Research Paper Title
Cognitive biases in military personnel with and without PTSD: a systematic review.
Background
Some cognitive biases, such as excessive attention to threat, are associated with PTSD.
However, they may be adaptive for military personnel; attending to threat may improve safety for deployed personnel.
Therefore, the aim of this study was to discover the extent to which military personnel with vs. without PTSD differ with respect to specific cognitive biases is currently unclear.
This systematic review aimed to address this question.
Methods
PRISMA guidelines were followed.
Articles were identified using a comprehensive literature search; 21 studies (with 1,977 participants) were reviewed.
Results
All studies were of “moderate” or “strong” quality.
Military personnel with vs. without PTSD used overgeneralised language when describing autobiographical memories and demonstrated impaired performance on a modified Stroop task.
Studies using dot-probe paradigms conceptualised attentional response as a dynamic process, fluctuating between bias towards and away from threat; military personnel with vs. without PTSD demonstrated greater fluctuation.
Studies using visual search tasks concluded that attentional bias in PTSD involves interference (difficulty disengaging from threat) rather than facilitation (enhanced threat detection).
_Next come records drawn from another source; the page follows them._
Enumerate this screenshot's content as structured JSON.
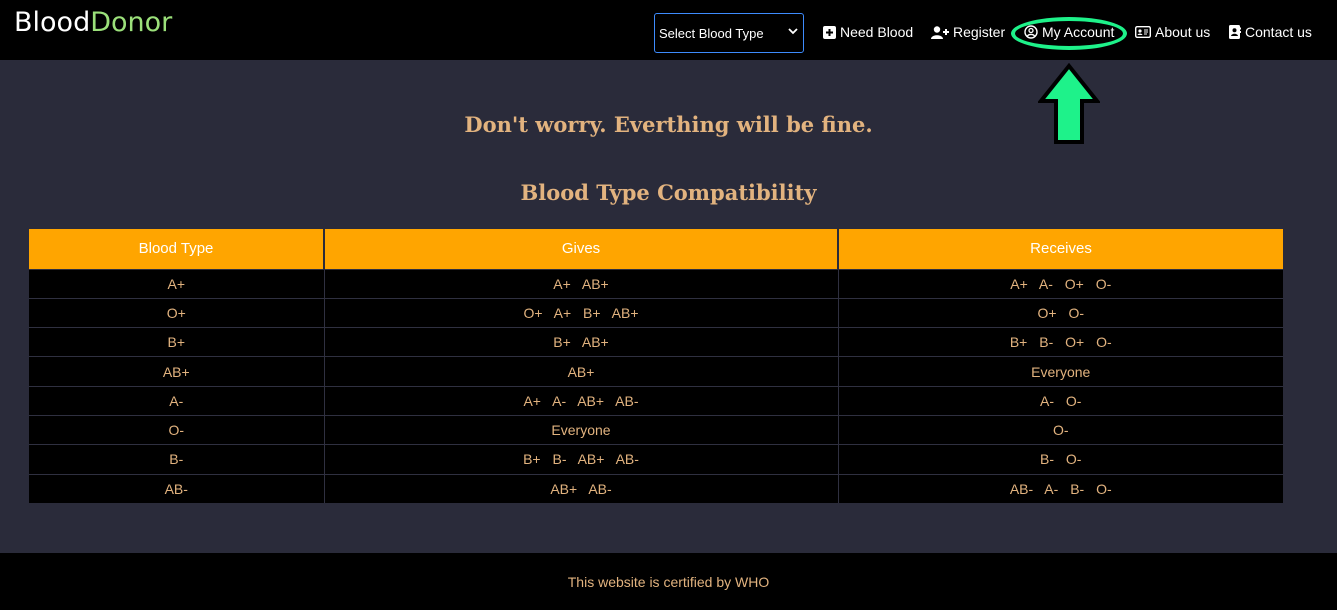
{
  "navbar": {
    "brand_primary": "Blood",
    "brand_accent": "Donor",
    "select_value": "Select Blood Type",
    "items": [
      {
        "label": "Need Blood",
        "icon": "plus-square-icon"
      },
      {
        "label": "Register",
        "icon": "user-plus-icon"
      },
      {
        "label": "My Account",
        "icon": "user-circle-icon"
      },
      {
        "label": "About us",
        "icon": "id-card-icon"
      },
      {
        "label": "Contact us",
        "icon": "address-book-icon"
      }
    ]
  },
  "main": {
    "tagline": "Don't worry. Everthing will be fine.",
    "table_title": "Blood Type Compatibility",
    "table": {
      "headers": [
        "Blood Type",
        "Gives",
        "Receives"
      ],
      "rows": [
        [
          "A+",
          "A+ AB+",
          "A+ A- O+ O-"
        ],
        [
          "O+",
          "O+ A+ B+ AB+",
          "O+ O-"
        ],
        [
          "B+",
          "B+ AB+",
          "B+ B- O+ O-"
        ],
        [
          "AB+",
          "AB+",
          "Everyone"
        ],
        [
          "A-",
          "A+ A- AB+ AB-",
          "A- O-"
        ],
        [
          "O-",
          "Everyone",
          "O-"
        ],
        [
          "B-",
          "B+ B- AB+ AB-",
          "B- O-"
        ],
        [
          "AB-",
          "AB+ AB-",
          "AB- A- B- O-"
        ]
      ]
    }
  },
  "footer": {
    "text": "This website is certified by WHO"
  },
  "colors": {
    "accent_green": "#9be07a",
    "header_orange": "#ffa500",
    "text_tan": "#e2b37f",
    "highlight_green": "#1ef28a"
  }
}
Finally, personnel with vs. without PTSD demonstrated interpretation bias, completing ambiguous sentences with negative rather than neutral endings.
Conclusions
The implications for military populations and recommendations for further research and clinical practice are considered.
Reference
Vyas, K., Murphy, D. & Greenberg, N. (2020) Cognitive biases in military personnel with and without PTSD: a systematic review. Journal of Mental Health (Abingdon, England). 21, pp.1-12. doi: 10.1080/09638237.2020.1766000. Online ahead of print.